Though Shen Wei is from China, his troupe is multicultural, as it seems is their repertoire. At times in the beginning of this piece, the dancers would look almost like Tibetan monks, the way they walked in such a determined, straight-forward manner to their chosen destination for a pose, where, even when leaning their bodies in a pained-looking manner against a wall, their faces remained impassive, ascetic. At other times, they kind of resembled elegant Western models.

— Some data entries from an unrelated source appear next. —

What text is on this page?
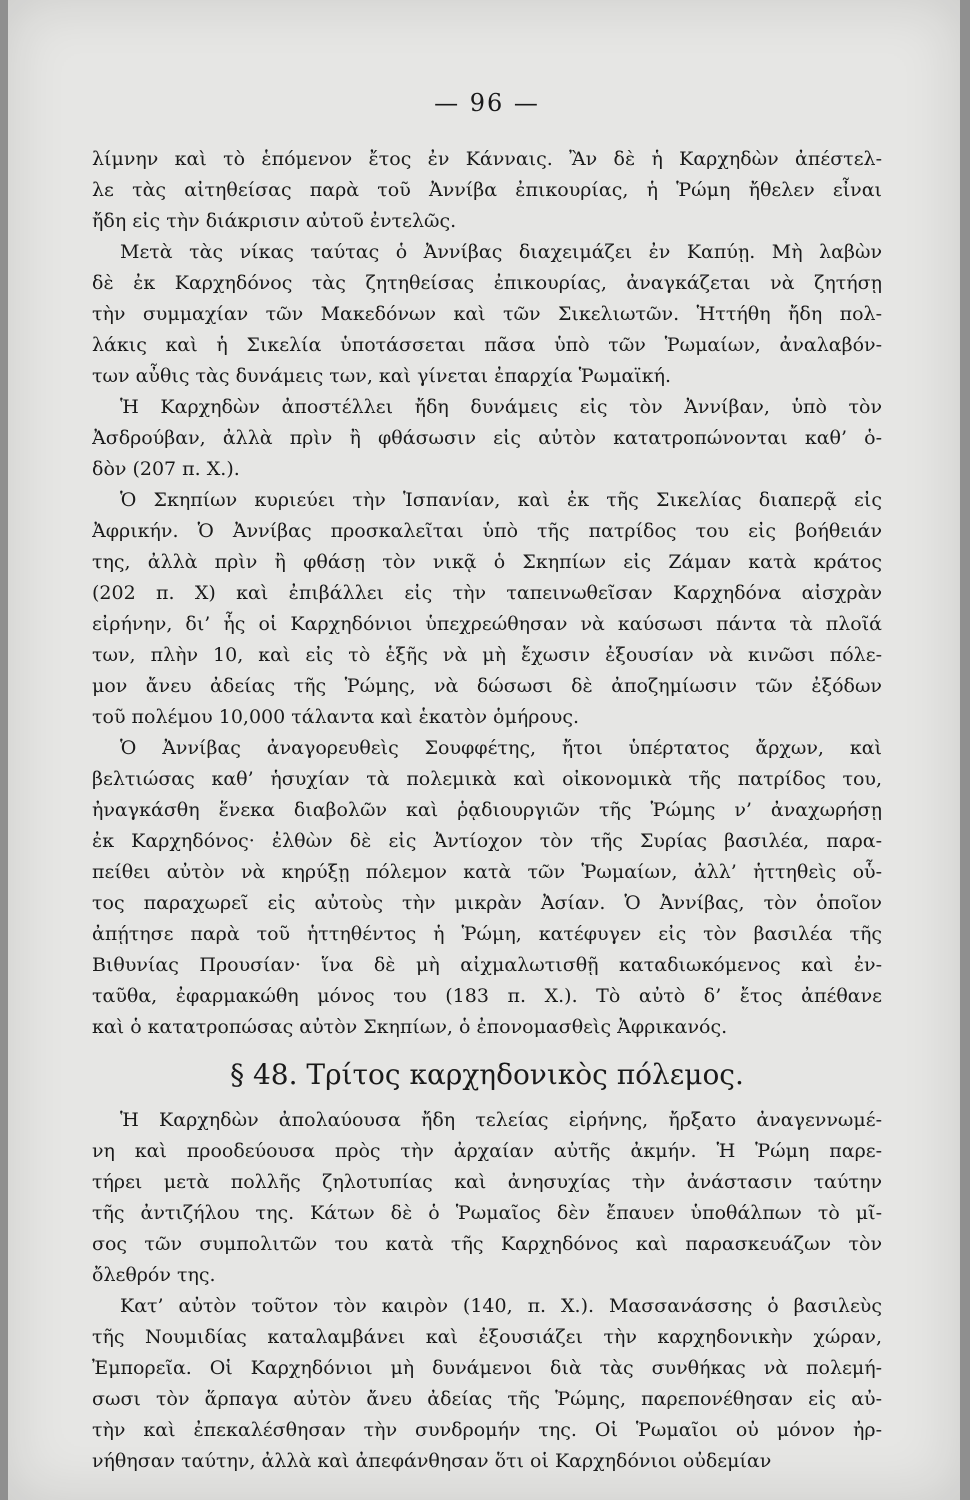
— 96 —
λίμνην καὶ τὸ ἑπόμενον ἔτος ἐν Κάνναις. Ἂν δὲ ἡ Καρχηδὼν ἀπέστελ-
λε τὰς αἰτηθείσας παρὰ τοῦ Ἀννίβα ἐπικουρίας, ἡ Ῥώμη ἤθελεν εἶναι
ἤδη εἰς τὴν διάκρισιν αὐτοῦ ἐντελῶς.
Μετὰ τὰς νίκας ταύτας ὁ Ἀννίβας διαχειμάζει ἐν Καπύῃ. Μὴ λαβὼν
δὲ ἐκ Καρχηδόνος τὰς ζητηθείσας ἐπικουρίας, ἀναγκάζεται νὰ ζητήσῃ
τὴν συμμαχίαν τῶν Μακεδόνων καὶ τῶν Σικελιωτῶν. Ἡττήθη ἤδη πολ-
λάκις καὶ ἡ Σικελία ὑποτάσσεται πᾶσα ὑπὸ τῶν Ῥωμαίων, ἀναλαβόν-
των αὖθις τὰς δυνάμεις των, καὶ γίνεται ἐπαρχία Ῥωμαϊκή.
Ἡ Καρχηδὼν ἀποστέλλει ἤδη δυνάμεις εἰς τὸν Ἀννίβαν, ὑπὸ τὸν
Ἀσδρούβαν, ἀλλὰ πρὶν ἢ φθάσωσιν εἰς αὐτὸν κατατροπώνονται καθ’ ὁ-
δὸν (207 π. Χ.).
Ὁ Σκηπίων κυριεύει τὴν Ἱσπανίαν, καὶ ἐκ τῆς Σικελίας διαπερᾷ εἰς
Ἀφρικήν. Ὁ Ἀννίβας προσκαλεῖται ὑπὸ τῆς πατρίδος του εἰς βοήθειάν
της, ἀλλὰ πρὶν ἢ φθάσῃ τὸν νικᾷ ὁ Σκηπίων εἰς Ζάμαν κατὰ κράτος
(202 π. Χ) καὶ ἐπιβάλλει εἰς τὴν ταπεινωθεῖσαν Καρχηδόνα αἰσχρὰν
εἰρήνην, δι’ ἧς οἱ Καρχηδόνιοι ὑπεχρεώθησαν νὰ καύσωσι πάντα τὰ πλοῖά
των, πλὴν 10, καὶ εἰς τὸ ἑξῆς νὰ μὴ ἔχωσιν ἐξουσίαν νὰ κινῶσι πόλε-
μον ἄνευ ἀδείας τῆς Ῥώμης, νὰ δώσωσι δὲ ἀποζημίωσιν τῶν ἐξόδων
τοῦ πολέμου 10,000 τάλαντα καὶ ἑκατὸν ὁμήρους.
Ὁ Ἀννίβας ἀναγορευθεὶς Σουφφέτης, ἤτοι ὑπέρτατος ἄρχων, καὶ
βελτιώσας καθ’ ἡσυχίαν τὰ πολεμικὰ καὶ οἰκονομικὰ τῆς πατρίδος του,
ἠναγκάσθη ἕνεκα διαβολῶν καὶ ῥᾳδιουργιῶν τῆς Ῥώμης ν’ ἀναχωρήσῃ
ἐκ Καρχηδόνος· ἐλθὼν δὲ εἰς Ἀντίοχον τὸν τῆς Συρίας βασιλέα, παρα-
πείθει αὐτὸν νὰ κηρύξῃ πόλεμον κατὰ τῶν Ῥωμαίων, ἀλλ’ ἡττηθεὶς οὗ-
τος παραχωρεῖ εἰς αὐτοὺς τὴν μικρὰν Ἀσίαν. Ὁ Ἀννίβας, τὸν ὁποῖον
ἀπῄτησε παρὰ τοῦ ἡττηθέντος ἡ Ῥώμη, κατέφυγεν εἰς τὸν βασιλέα τῆς
Βιθυνίας Προυσίαν· ἵνα δὲ μὴ αἰχμαλωτισθῇ καταδιωκόμενος καὶ ἐν-
ταῦθα, ἐφαρμακώθη μόνος του (183 π. Χ.). Τὸ αὐτὸ δ’ ἔτος ἀπέθανε
καὶ ὁ κατατροπώσας αὐτὸν Σκηπίων, ὁ ἐπονομασθεὶς Ἀφρικανός.
§ 48. Τρίτος καρχηδονικὸς πόλεμος.
Ἡ Καρχηδὼν ἀπολαύουσα ἤδη τελείας εἰρήνης, ἤρξατο ἀναγεννωμέ-
νη καὶ προοδεύουσα πρὸς τὴν ἀρχαίαν αὐτῆς ἀκμήν. Ἡ Ῥώμη παρε-
τήρει μετὰ πολλῆς ζηλοτυπίας καὶ ἀνησυχίας τὴν ἀνάστασιν ταύτην
τῆς ἀντιζήλου της. Κάτων δὲ ὁ Ῥωμαῖος δὲν ἔπαυεν ὑποθάλπων τὸ μῖ-
σος τῶν συμπολιτῶν του κατὰ τῆς Καρχηδόνος καὶ παρασκευάζων τὸν
ὄλεθρόν της.
Κατ’ αὐτὸν τοῦτον τὸν καιρὸν (140, π. Χ.). Μασσανάσσης ὁ βασιλεὺς
τῆς Νουμιδίας καταλαμβάνει καὶ ἐξουσιάζει τὴν καρχηδονικὴν χώραν,
Ἐμπορεῖα. Οἱ Καρχηδόνιοι μὴ δυνάμενοι διὰ τὰς συνθήκας νὰ πολεμή-
σωσι τὸν ἅρπαγα αὐτὸν ἄνευ ἀδείας τῆς Ῥώμης, παρεπονέθησαν εἰς αὐ-
τὴν καὶ ἐπεκαλέσθησαν τὴν συνδρομήν της. Οἱ Ῥωμαῖοι οὐ μόνον ἠρ-
νήθησαν ταύτην, ἀλλὰ καὶ ἀπεφάνθησαν ὅτι οἱ Καρχηδόνιοι οὐδεμίαν
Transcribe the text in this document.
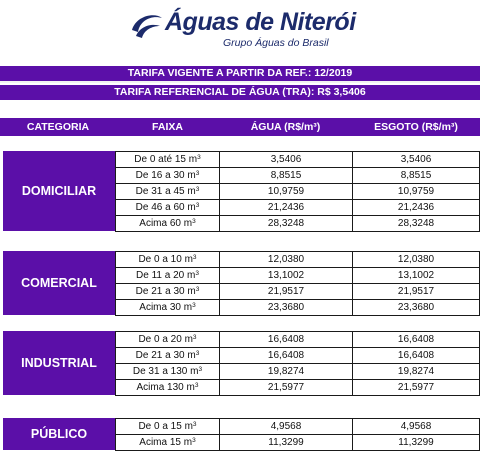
Águas de Niterói
Grupo Águas do Brasil
TARIFA VIGENTE A PARTIR DA REF.: 12/2019
TARIFA REFERENCIAL DE ÁGUA (TRA): R$ 3,5406
CATEGORIA	FAIXA	ÁGUA (R$/m³)	ESGOTO (R$/m³)
DOMICILIAR
De 0 até 15 $m^3$	3,5406	3,5406
De 16 a 30 $m^3$	8,8515	8,8515
De 31 a 45 $m^3$	10,9759	10,9759
De 46 a 60 $m^3$	21,2436	21,2436
Acima 60 $m^3$	28,3248	28,3248
COMERCIAL
De 0 a 10 $m^3$	12,0380	12,0380
De 11 a 20 $m^3$	13,1002	13,1002
De 21 a 30 $m^3$	21,9517	21,9517
Acima 30 $m^3$	23,3680	23,3680
INDUSTRIAL
De 0 a 20 $m^3$	16,6408	16,6408
De 21 a 30 $m^3$	16,6408	16,6408
De 31 a 130 $m^3$	19,8274	19,8274
Acima 130 $m^3$	21,5977	21,5977
PÚBLICO
De 0 a 15 $m^3$	4,9568	4,9568
Acima 15 $m^3$	11,3299	11,3299
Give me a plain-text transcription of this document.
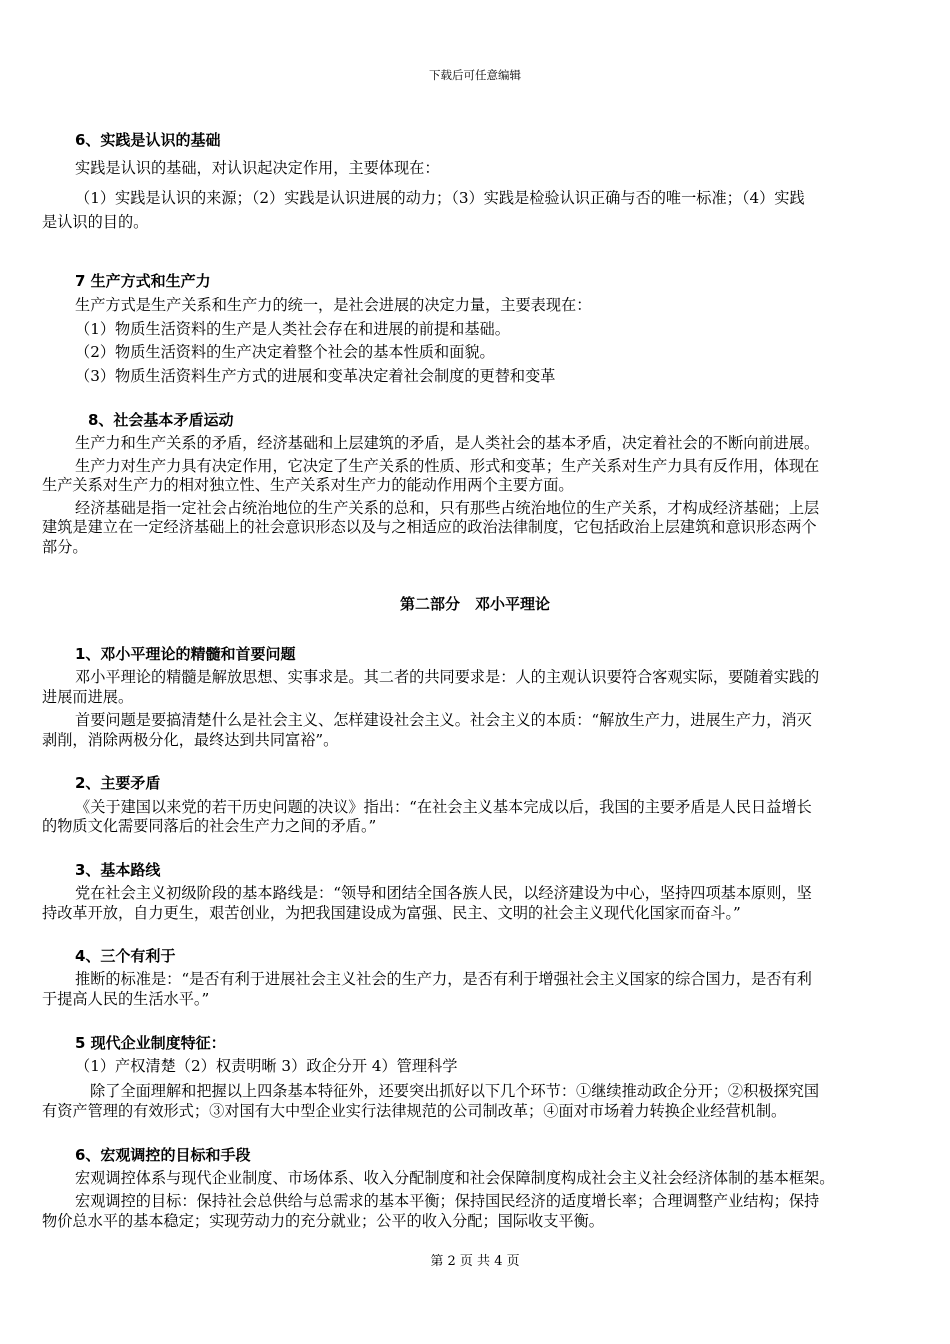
下载后可任意编辑
6、实践是认识的基础
实践是认识的基础，对认识起决定作用，主要体现在：
（1）实践是认识的来源；（2）实践是认识进展的动力；（3）实践是检验认识正确与否的唯一标准；（4）实践
是认识的目的。
7 生产方式和生产力
生产方式是生产关系和生产力的统一，是社会进展的决定力量，主要表现在：
（1）物质生活资料的生产是人类社会存在和进展的前提和基础。
（2）物质生活资料的生产决定着整个社会的基本性质和面貌。
（3）物质生活资料生产方式的进展和变革决定着社会制度的更替和变革
8、社会基本矛盾运动
生产力和生产关系的矛盾，经济基础和上层建筑的矛盾，是人类社会的基本矛盾，决定着社会的不断向前进展。
生产力对生产力具有决定作用，它决定了生产关系的性质、形式和变革；生产关系对生产力具有反作用，体现在
生产关系对生产力的相对独立性、生产关系对生产力的能动作用两个主要方面。
经济基础是指一定社会占统治地位的生产关系的总和，只有那些占统治地位的生产关系，才构成经济基础；上层
建筑是建立在一定经济基础上的社会意识形态以及与之相适应的政治法律制度，它包括政治上层建筑和意识形态两个
部分。
第二部分　邓小平理论
1、邓小平理论的精髓和首要问题
邓小平理论的精髓是解放思想、实事求是。其二者的共同要求是：人的主观认识要符合客观实际，要随着实践的
进展而进展。
首要问题是要搞清楚什么是社会主义、怎样建设社会主义。社会主义的本质：“解放生产力，进展生产力，消灭
剥削，消除两极分化，最终达到共同富裕”。
2、主要矛盾
《关于建国以来党的若干历史问题的决议》指出：“在社会主义基本完成以后，我国的主要矛盾是人民日益增长
的物质文化需要同落后的社会生产力之间的矛盾。”
3、基本路线
党在社会主义初级阶段的基本路线是：“领导和团结全国各族人民，以经济建设为中心，坚持四项基本原则，坚
持改革开放，自力更生，艰苦创业，为把我国建设成为富强、民主、文明的社会主义现代化国家而奋斗。”
4、三个有利于
推断的标准是：“是否有利于进展社会主义社会的生产力，是否有利于增强社会主义国家的综合国力，是否有利
于提高人民的生活水平。”
5 现代企业制度特征：
（1）产权清楚（2）权责明晰 3）政企分开 4）管理科学
除了全面理解和把握以上四条基本特征外，还要突出抓好以下几个环节：①继续推动政企分开；②积极探究国
有资产管理的有效形式；③对国有大中型企业实行法律规范的公司制改革；④面对市场着力转换企业经营机制。
6、宏观调控的目标和手段
宏观调控体系与现代企业制度、市场体系、收入分配制度和社会保障制度构成社会主义社会经济体制的基本框架。
宏观调控的目标：保持社会总供给与总需求的基本平衡；保持国民经济的适度增长率；合理调整产业结构；保持
物价总水平的基本稳定；实现劳动力的充分就业；公平的收入分配；国际收支平衡。
第 2 页 共 4 页
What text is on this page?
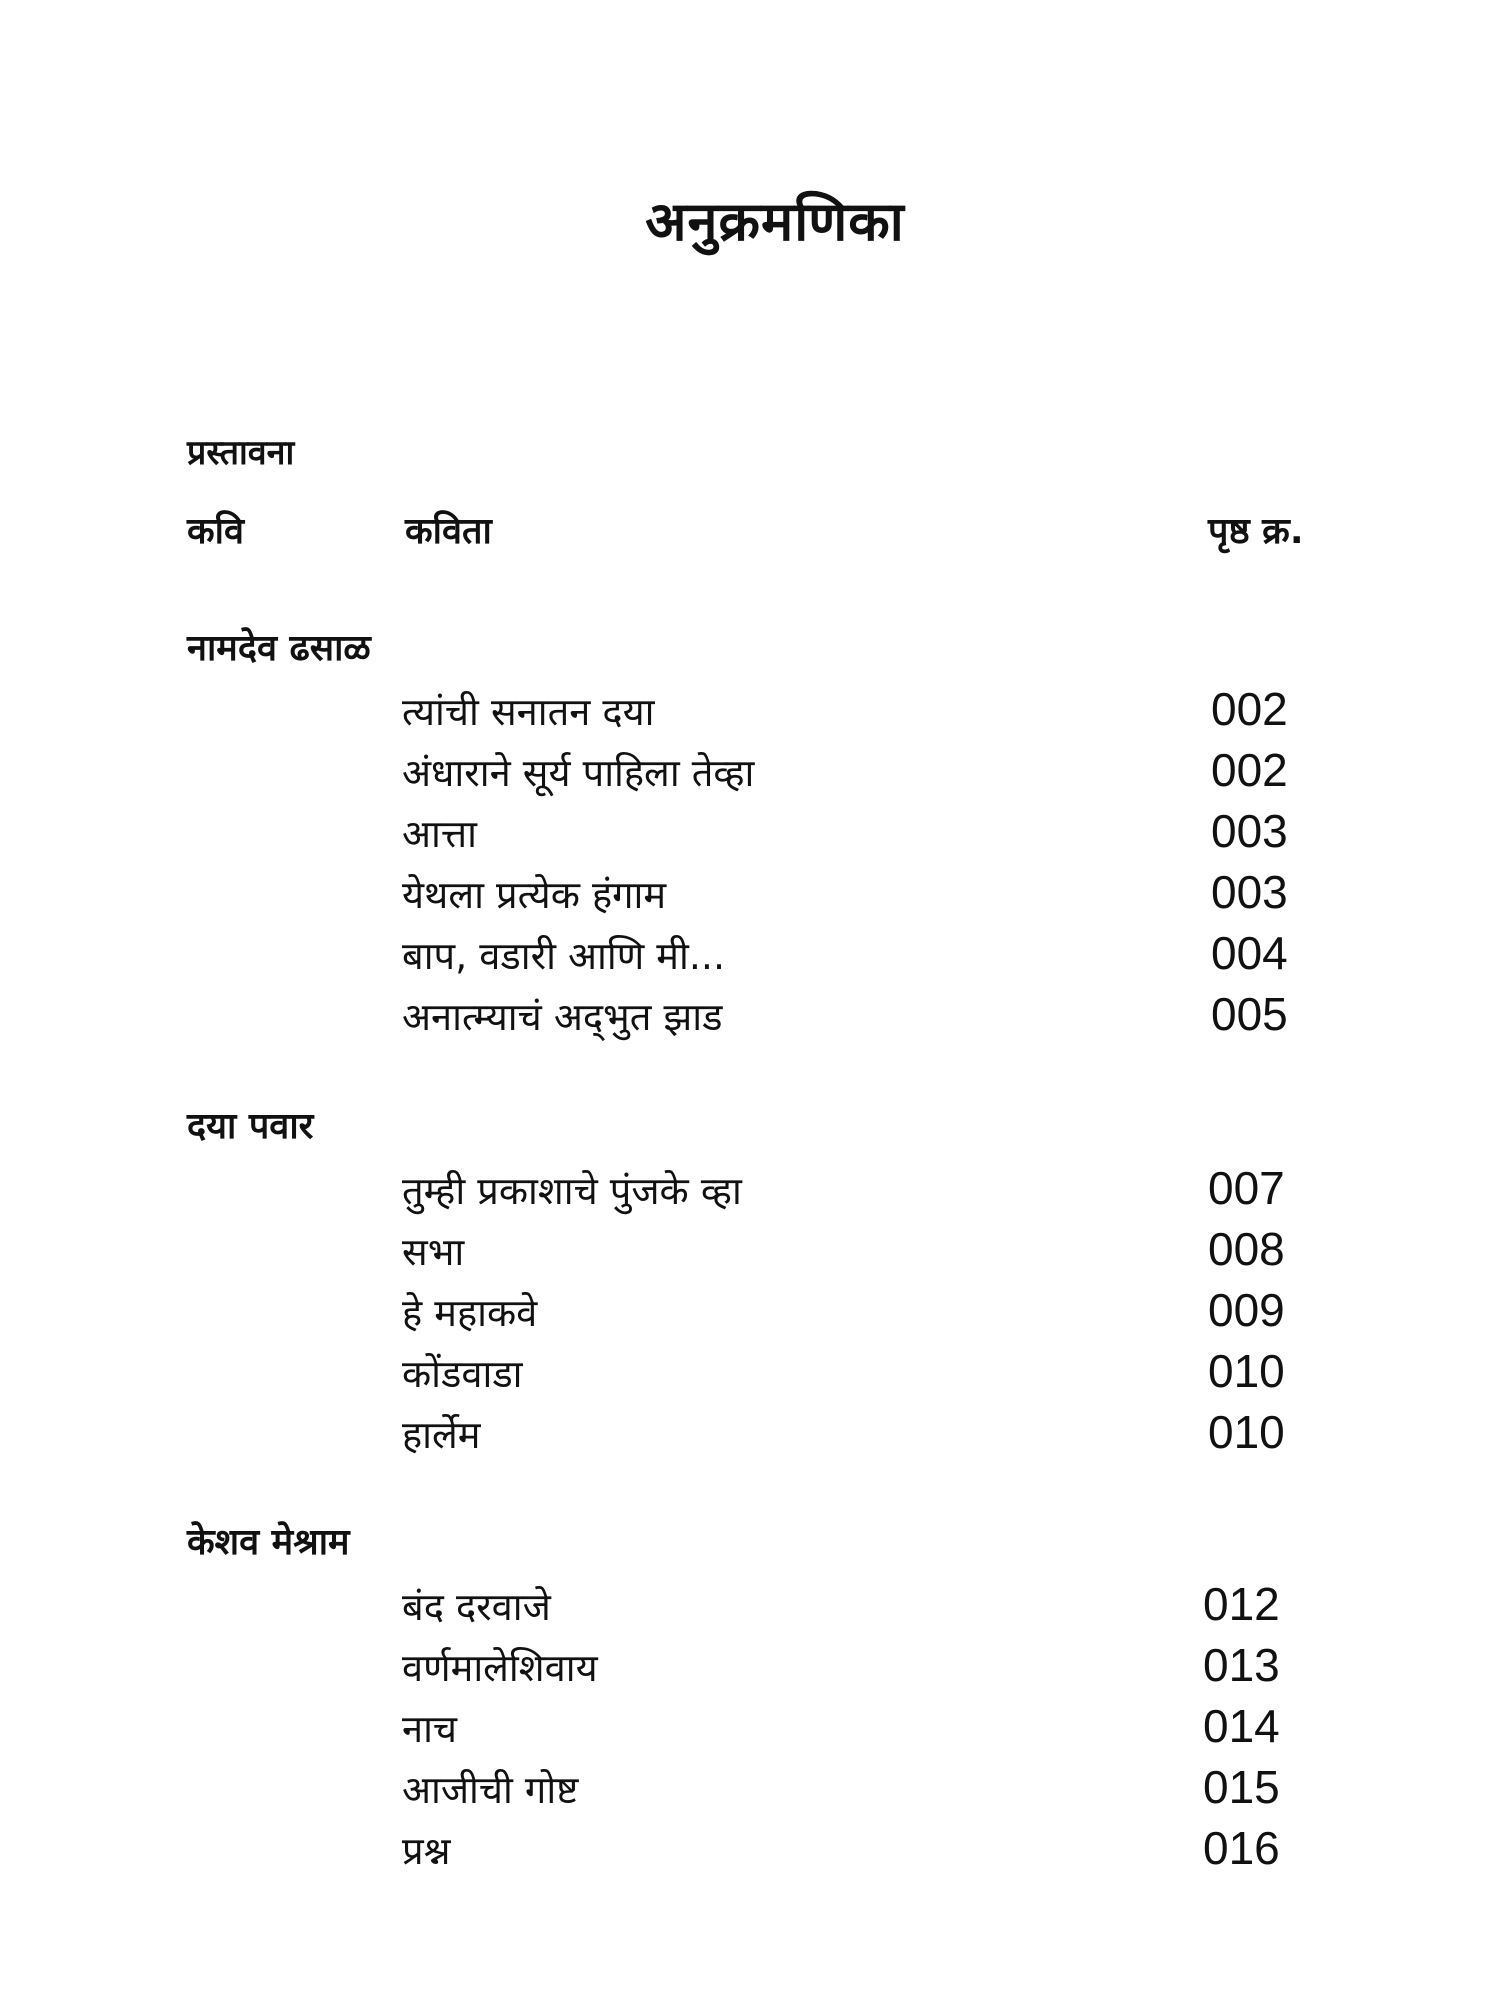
अनुक्रमणिका
प्रस्तावना
कवि	कविता	पृष्ठ क्र.
नामदेव ढसाळ
त्यांची सनातन दया	002
अंधाराने सूर्य पाहिला तेव्हा	002
आत्ता	003
येथला प्रत्येक हंगाम	003
बाप, वडारी आणि मी...	004
अनात्म्याचं अद्‌भुत झाड	005
दया पवार
तुम्ही प्रकाशाचे पुंजके व्हा	007
सभा	008
हे महाकवे	009
कोंडवाडा	010
हार्लेम	010
केशव मेश्राम
बंद दरवाजे	012
वर्णमालेशिवाय	013
नाच	014
आजीची गोष्ट	015
प्रश्न	016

Mr. Shen recently traveled back to China and throughout Asia, to Tibet and Cambodia. He’s currently making a larger work called simply “Re” as in re-birth, re-newal, re-envision, re-visit, re-work — fill in the blank basically, about these travels. He showed us some slides of pictures he took there. I was most mesmerized by photos of trees in Western China. These enormous trees would somehow grow not from the ground, but atop a building. So, he had these pictures of a gigantic tree centered right on top of a mosque or a house, its roots snaking down the sides of the building. They were eerily breathtaking, just like “Behind Resonance.” I’ll be very interested to see what all Shen Wei does with these images, how he translates them into dance. The project is set to premiere in 2009. In the meantime, according to Danciti, the company will be performing Monday night at Cedar Lake, with many others, as part of the Dancers Responding to Aids benefit, if anyone is going to that. (I can’t afford to!)